For compliance with the IMO Tier III NOx emission standard, the allowable NOx emission limits depend on the engine’s rated speed (n, in rpm), as specified in Regulation 13 of MARPOL Annex VI: 3.4 g/kWh for n < 130 rpm, 9·n^−0.2 g/kWh for 130 ≤ n < 2000 rpm, and 2.0 g/kWh for n ≥ 2000 rpm for ships operating in designated NOx Emission Control Areas (ECAs) under Tier III conditions [3]. Based on these limits, required NO conversion efficiencies were estimated for representative engine-out NOx levels typical of low-, medium-, and high-speed marine engines to determine the NOx reduction needed to satisfy Tier III, with practical design targets generally in the range of approximately 80–85% NO conversion to ensure compliance under varying operating conditions. Also, it is worth mentioning that, to isolate the pure aerodynamic effects of catalyst staging on flow uniformity, the present study assumed perfect upstream mixing with a fixed Ammonia-to-${\mathrm{N}\mathrm{O}}_{\mathrm{X}}$ Ratio (ANR) of 1.0. Evaluations of variable ${\mathrm{N}\mathrm{H}}_3/\mathrm{N}\mathrm{O}$ ratios and potential ammonia slip are beyond the scope of this study but remain critical subjects for future research under real-world operational variations. In future studies, flow diagnostic techniques such as LDA or PIV will be considered to measure mean velocity distributions and turbulence levels upstream and downstream of the catalyst, thereby providing experimental cross-validation of the CFD-predicted flow uniformization effects and improving the reliability of staging design guidelines toward industrial-scale implementation.

5. Conclusions

This study numerically investigated the NO removal performance of a staged catalyst substrate employed in an industrial marine after-treatment system.
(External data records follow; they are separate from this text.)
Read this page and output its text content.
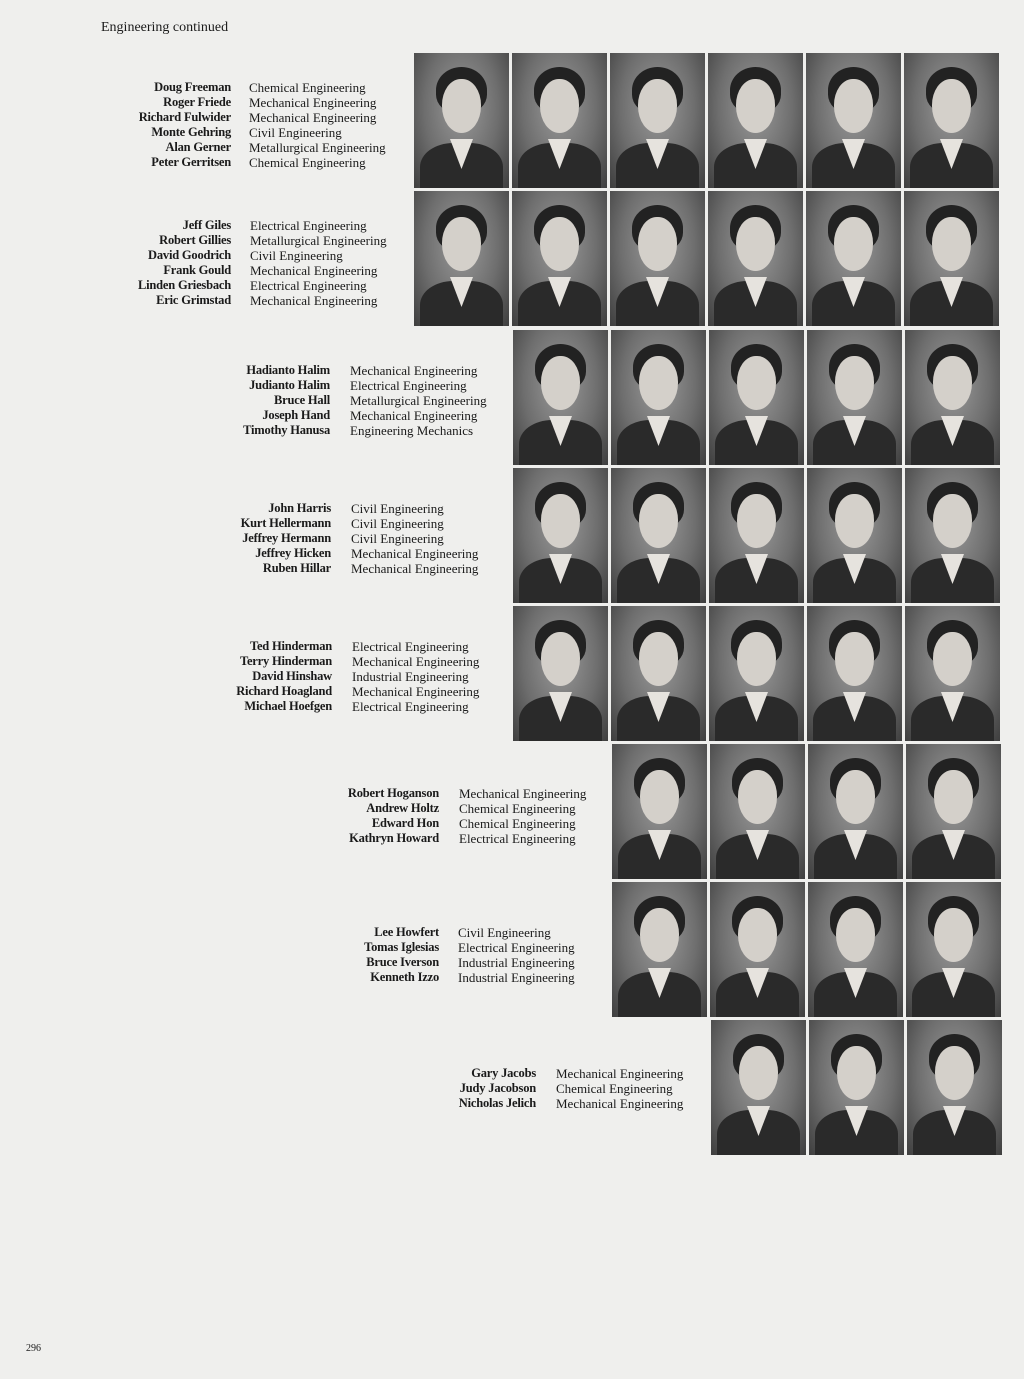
Engineering continued
Doug Freeman
Roger Friede
Richard Fulwider
Monte Gehring
Alan Gerner
Peter Gerritsen
Chemical Engineering
Mechanical Engineering
Mechanical Engineering
Civil Engineering
Metallurgical Engineering
Chemical Engineering
Jeff Giles
Robert Gillies
David Goodrich
Frank Gould
Linden Griesbach
Eric Grimstad
Electrical Engineering
Metallurgical Engineering
Civil Engineering
Mechanical Engineering
Electrical Engineering
Mechanical Engineering
Hadianto Halim
Judianto Halim
Bruce Hall
Joseph Hand
Timothy Hanusa
Mechanical Engineering
Electrical Engineering
Metallurgical Engineering
Mechanical Engineering
Engineering Mechanics
John Harris
Kurt Hellermann
Jeffrey Hermann
Jeffrey Hicken
Ruben Hillar
Civil Engineering
Civil Engineering
Civil Engineering
Mechanical Engineering
Mechanical Engineering
Ted Hinderman
Terry Hinderman
David Hinshaw
Richard Hoagland
Michael Hoefgen
Electrical Engineering
Mechanical Engineering
Industrial Engineering
Mechanical Engineering
Electrical Engineering
Robert Hoganson
Andrew Holtz
Edward Hon
Kathryn Howard
Mechanical Engineering
Chemical Engineering
Chemical Engineering
Electrical Engineering
Lee Howfert
Tomas Iglesias
Bruce Iverson
Kenneth Izzo
Civil Engineering
Electrical Engineering
Industrial Engineering
Industrial Engineering
Gary Jacobs
Judy Jacobson
Nicholas Jelich
Mechanical Engineering
Chemical Engineering
Mechanical Engineering
296
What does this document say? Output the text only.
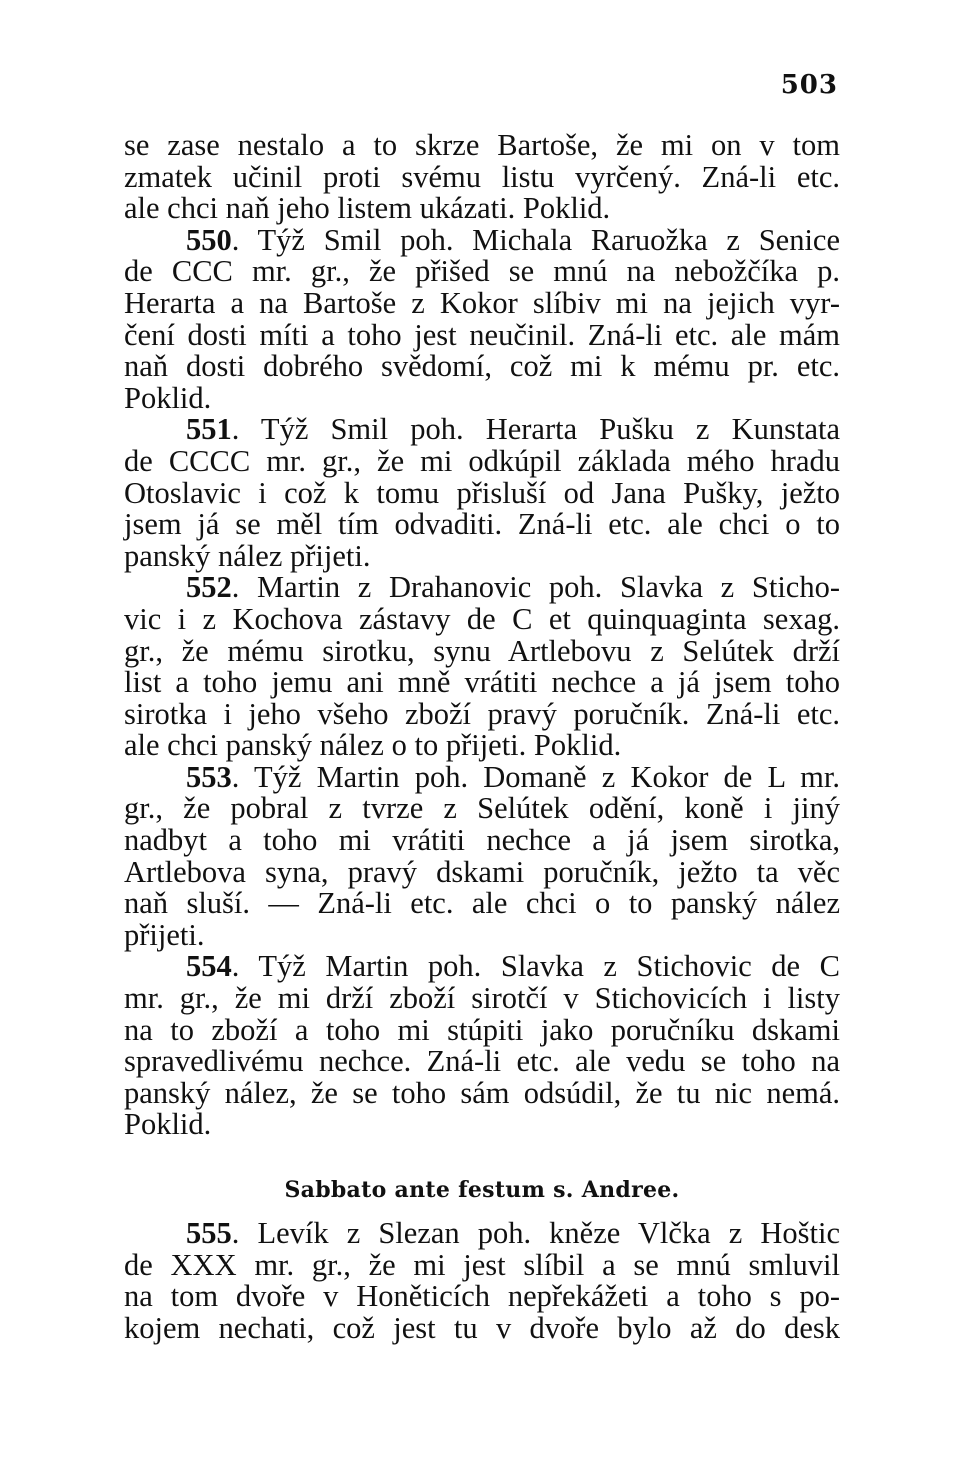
503

se zase nestalo a to skrze Bartoše, že mi on v tom
zmatek učinil proti svému listu vyrčený. Zná-li etc.
ale chci naň jeho listem ukázati. Poklid.

550. Týž Smil poh. Michala Raruožka z Senice
de CCC mr. gr., že přišed se mnú na nebožčíka p.
Herarta a na Bartoše z Kokor slíbiv mi na jejich vyr-
čení dosti míti a toho jest neučinil. Zná-li etc. ale mám
naň dosti dobrého svědomí, což mi k mému pr. etc.
Poklid.

551. Týž Smil poh. Herarta Pušku z Kunstata
de CCCC mr. gr., že mi odkúpil základa mého hradu
Otoslavic i což k tomu přisluší od Jana Pušky, ježto
jsem já se měl tím odvaditi. Zná-li etc. ale chci o to
panský nález přijeti.

552. Martin z Drahanovic poh. Slavka z Sticho-
vic i z Kochova zástavy de C et quinquaginta sexag.
gr., že mému sirotku, synu Artlebovu z Selútek drží
list a toho jemu ani mně vrátiti nechce a já jsem toho
sirotka i jeho všeho zboží pravý poručník. Zná-li etc.
ale chci panský nález o to přijeti. Poklid.

553. Týž Martin poh. Domaně z Kokor de L mr.
gr., že pobral z tvrze z Selútek odění, koně i jiný
nadbyt a toho mi vrátiti nechce a já jsem sirotka,
Artlebova syna, pravý dskami poručník, ježto ta věc
naň sluší. — Zná-li etc. ale chci o to panský nález
přijeti.

554. Týž Martin poh. Slavka z Stichovic de C
mr. gr., že mi drží zboží sirotčí v Stichovicích i listy
na to zboží a toho mi stúpiti jako poručníku dskami
spravedlivému nechce. Zná-li etc. ale vedu se toho na
panský nález, že se toho sám odsúdil, že tu nic nemá.
Poklid.

Sabbato ante festum s. Andree.

555. Levík z Slezan poh. kněze Vlčka z Hoštic
de XXX mr. gr., že mi jest slíbil a se mnú smluvil
na tom dvoře v Honěticích nepřekážeti a toho s po-
kojem nechati, což jest tu v dvoře bylo až do desk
The computational domain was developed based on a lab-scale experimental apparatus used for pressure drop measurements, serving as a digital twin to accurately represent the staged catalyst configuration prior to its application in full-scale industrial SCR reactors. The results demonstrate that flow uniformity, governed by catalyst staging and inlet velocity, plays a crucial role in NO reduction performance. The case with a single substrate positioned at the first slot achieved a conversion of 69.8%, whereas relocating the substrate downstream to the second slot increased the conversion to 76.3%. This improvement is attributed to enhanced flow uniformity resulting from a sufficiently developed flow field before the catalyst. The use of a two-stage catalyst configuration further increased the conversion to 85.3%. Additionally, decreasing the inlet velocity led to an increase in residence time, resulting in a maximum conversion of 95.3%. Furthermore, the findings indicate that localized radial rearrangement of the catalyst and the optimization of catalyst staging can be effectively implemented depending on the operating conditions. These results highlight that, in addition to catalyst and reaction process development, the optimization of flow characteristics is a critical factor in enhancing SCR system performance. Overall, this study provides practical guidance for the design of staged catalyst configurations in industrial-scale marine SCR reactors.